La stessa credenza si trova nei racconti scozzesi raccolti da Mac Innes (Folk and hero tales, pagg. 69, 452). Si dice in Scozia che le lacrime feriscano i morti (J. Frazer, Death and burial customs, The Folklore Journal, t. III, pag. 281).
2 - Ho trovato questa leggenda nella maggior parte delle regioni bretoni che ho esplorate. È certamente una delle più diffuse. Lo sfondo e i dettagli sono quasi dappertutto gli stessi. Una variante raccolta a Port-Blanc merita tuttavia una menzione speciale. Mi è stata raccontata da Jeanne-Marie Bénard:
“Mentre la ragazza assisteva, dal fondo del confessionale, alla sfilata delle anime che passavano silenziosamente l’una dietro l’altra, sentì tutto a un tratto un rumore di campanelle, di campanelle gracili, da suono triste.
Vide allora arrivare la propria madre. Era lei, era la madre che faceva suonare, camminando, quel tintinnio malinconico. Tutto attorno alla sua gonna sono sovrapposte svariate file di campanelle. La prima notte, non ne aveva che fino alle ginocchia; la terza notte ne ha fino alla cintura. L’intera gonna ne è ricoperta.
«Cosa significano quelle campane, madre mia?»
«Disgraziata! Proprio voi osate chiedermelo! Ogni lacrima che versi su di me si trasforma in una campanella, pesante come piombo. Senza di voi, sarei da un pezzo in paradiso. Ma come ci potrei salire, avendo un simile peso da portare? Vedete, è già tanto se riesco a mettere un piede davanti all’altro. Quando smetterete dunque di ritardare la mia beatitudine eterna? Non è senza motivo che queste campanelle suonano così tristemente il mio dolore!»”

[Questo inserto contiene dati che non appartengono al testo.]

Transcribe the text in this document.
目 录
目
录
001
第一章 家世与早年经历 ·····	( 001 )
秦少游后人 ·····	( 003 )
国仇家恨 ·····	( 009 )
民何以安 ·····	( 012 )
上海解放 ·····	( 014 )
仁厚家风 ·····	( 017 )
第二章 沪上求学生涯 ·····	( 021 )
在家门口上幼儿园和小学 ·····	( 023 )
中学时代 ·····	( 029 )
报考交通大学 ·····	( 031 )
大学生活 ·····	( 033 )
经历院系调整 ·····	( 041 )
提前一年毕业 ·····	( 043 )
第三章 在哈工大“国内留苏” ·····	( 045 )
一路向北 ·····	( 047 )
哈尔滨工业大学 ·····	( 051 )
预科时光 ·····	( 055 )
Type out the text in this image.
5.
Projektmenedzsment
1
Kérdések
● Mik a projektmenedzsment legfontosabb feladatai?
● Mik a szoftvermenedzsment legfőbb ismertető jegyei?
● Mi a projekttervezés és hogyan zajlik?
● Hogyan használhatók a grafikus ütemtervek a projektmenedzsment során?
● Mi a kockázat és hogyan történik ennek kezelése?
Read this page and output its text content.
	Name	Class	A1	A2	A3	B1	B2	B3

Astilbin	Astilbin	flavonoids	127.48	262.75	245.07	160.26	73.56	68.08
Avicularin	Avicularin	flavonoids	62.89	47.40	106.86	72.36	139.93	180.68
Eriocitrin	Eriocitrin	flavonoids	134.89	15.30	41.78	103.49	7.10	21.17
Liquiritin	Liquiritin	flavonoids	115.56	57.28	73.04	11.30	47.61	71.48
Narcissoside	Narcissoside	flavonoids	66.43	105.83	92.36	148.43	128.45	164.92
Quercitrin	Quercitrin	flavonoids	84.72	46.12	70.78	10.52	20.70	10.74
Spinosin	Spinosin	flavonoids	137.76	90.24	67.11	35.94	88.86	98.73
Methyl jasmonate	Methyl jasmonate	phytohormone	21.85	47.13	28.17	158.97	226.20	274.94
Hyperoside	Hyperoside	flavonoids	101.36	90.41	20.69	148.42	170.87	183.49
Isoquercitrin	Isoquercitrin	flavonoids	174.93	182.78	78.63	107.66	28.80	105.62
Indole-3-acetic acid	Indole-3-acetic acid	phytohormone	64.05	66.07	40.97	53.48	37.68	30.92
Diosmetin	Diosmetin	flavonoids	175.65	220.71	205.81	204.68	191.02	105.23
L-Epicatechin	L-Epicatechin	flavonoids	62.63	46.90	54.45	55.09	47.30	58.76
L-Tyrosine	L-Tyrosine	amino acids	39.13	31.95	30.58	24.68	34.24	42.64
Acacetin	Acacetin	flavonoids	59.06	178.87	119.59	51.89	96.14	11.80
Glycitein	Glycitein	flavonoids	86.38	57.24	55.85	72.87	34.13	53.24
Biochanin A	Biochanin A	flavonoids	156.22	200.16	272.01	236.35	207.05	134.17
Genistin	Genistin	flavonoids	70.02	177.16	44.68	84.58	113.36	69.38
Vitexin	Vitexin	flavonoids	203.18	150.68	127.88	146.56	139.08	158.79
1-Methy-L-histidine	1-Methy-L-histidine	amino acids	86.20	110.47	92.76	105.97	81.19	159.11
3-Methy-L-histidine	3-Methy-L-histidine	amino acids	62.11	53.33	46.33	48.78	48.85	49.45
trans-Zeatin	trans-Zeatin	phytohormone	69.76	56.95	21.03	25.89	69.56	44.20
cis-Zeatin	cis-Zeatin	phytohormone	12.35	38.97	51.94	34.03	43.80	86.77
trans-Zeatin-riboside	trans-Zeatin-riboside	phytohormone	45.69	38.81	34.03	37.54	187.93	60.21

Non è un’immaginazione strana e poetica che queste lacrime, trasformate in in campanelle, suonino un doloroso concerto di angoscia?
Ho detto che questa leggenda era molto diffusa. Ha anche fornito il materiale per un lamento che si può leggere nei Gwerziou Breiz-Izel, t. I, pag. 61.
3 - Nelle storie irlandesi (Contes et légendes d’Irlande, pag. 105; Kennedy, Fireside stories of Ireland, pagg. 61-62), un uomo che ritorna da un castello incantato e rientra dai suoi genitori non deve né dare, né ricevere baci.